I am trying to better understand the importance of full rank exponential families of distributions i.e. a family of populations dominated by a $\sigma$-finite measure such that the radon-nykodym derivative can be written as
$$ f_\theta(x)=h(x)e^{\eta(\theta)^tT(x)-\zeta(\theta)} $$
I am trying to understand why the statistic $T(x)$ is minimally sufficient only when the family of populations $f_\theta$ is of full rank i.e that there exists an open set within the parameter space of our family of populations. What happens if full rank is not satisfied?
First recall that the set of all possible values of $\eta$ is convex, i.e. all values of $\eta$ on a straight line between two such possible values is another such possible value.
The set of possible values of $\eta$ is that set $H\subseteq \mathbb R^p$ for which, if $\eta\in H$ then $$ \int_D h(x) \exp(\eta \cdot T(x) - A(\eta)) \,dx < +\infty. $$ Suppose $\eta_1,\eta_2\in H$ and $w_1,w_2\ge0$ and $w_1+w_2=1,$ so that $w_1\eta_1+w_2\eta_2 \in H.$ Then \begin{align} & \exp((w_1\eta_1+w_2\eta_2)\cdot T(x) -A(\eta)) \\[8pt] \le {} & w_1\exp(\eta_1\cdot T(x)-A(\eta)) + w_2 \exp(\eta_2\cdot T(x) - A(\eta)). \end{align} Consequently the integral with this weighted average in place of $\eta$ is finite, so the weighted average is within the parameter space $H.$
Next recall that a convex subset $H$ of a Euclidean space $\mathbb R^p$ includes some open subset of the smallest affine subspace of which $H$ is a subset.

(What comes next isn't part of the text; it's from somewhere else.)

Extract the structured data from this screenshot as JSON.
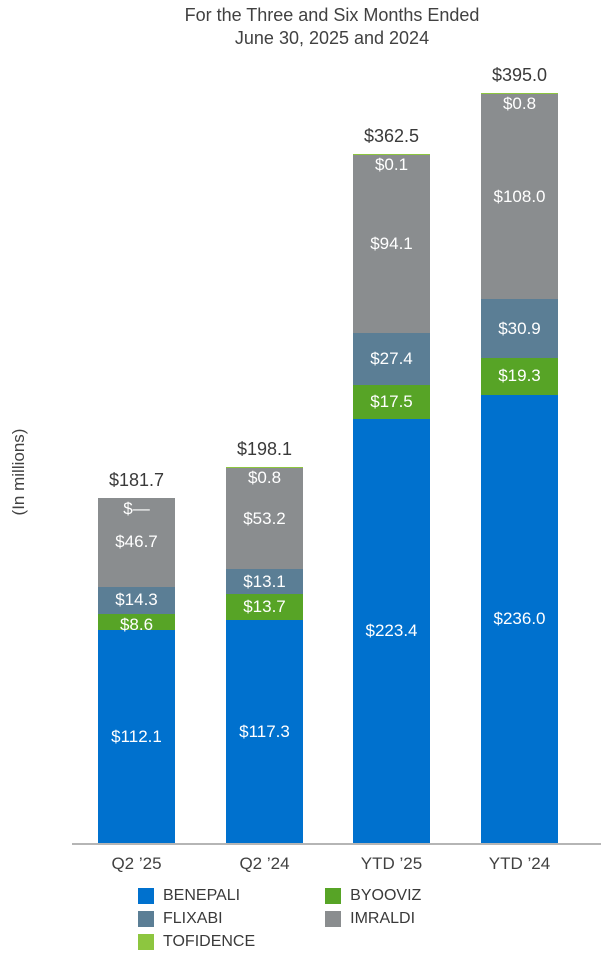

Thus if $H$ includes no open subset of $\mathbb R^p,$ then $H$ is included within some affine subspace of lower-dimension, say $q.$ So here you have a $p$-tuble of real numbers constrained to lie in a $q$-dimensional affine subspace. Consequently a point in $H$ is determined by a $q$-tuple of scalars. Thus there should be a sufficient statistic with only $q$ scalar components. Some of the scalar components of $T$ are either determined by some others or else are not necessary statistics.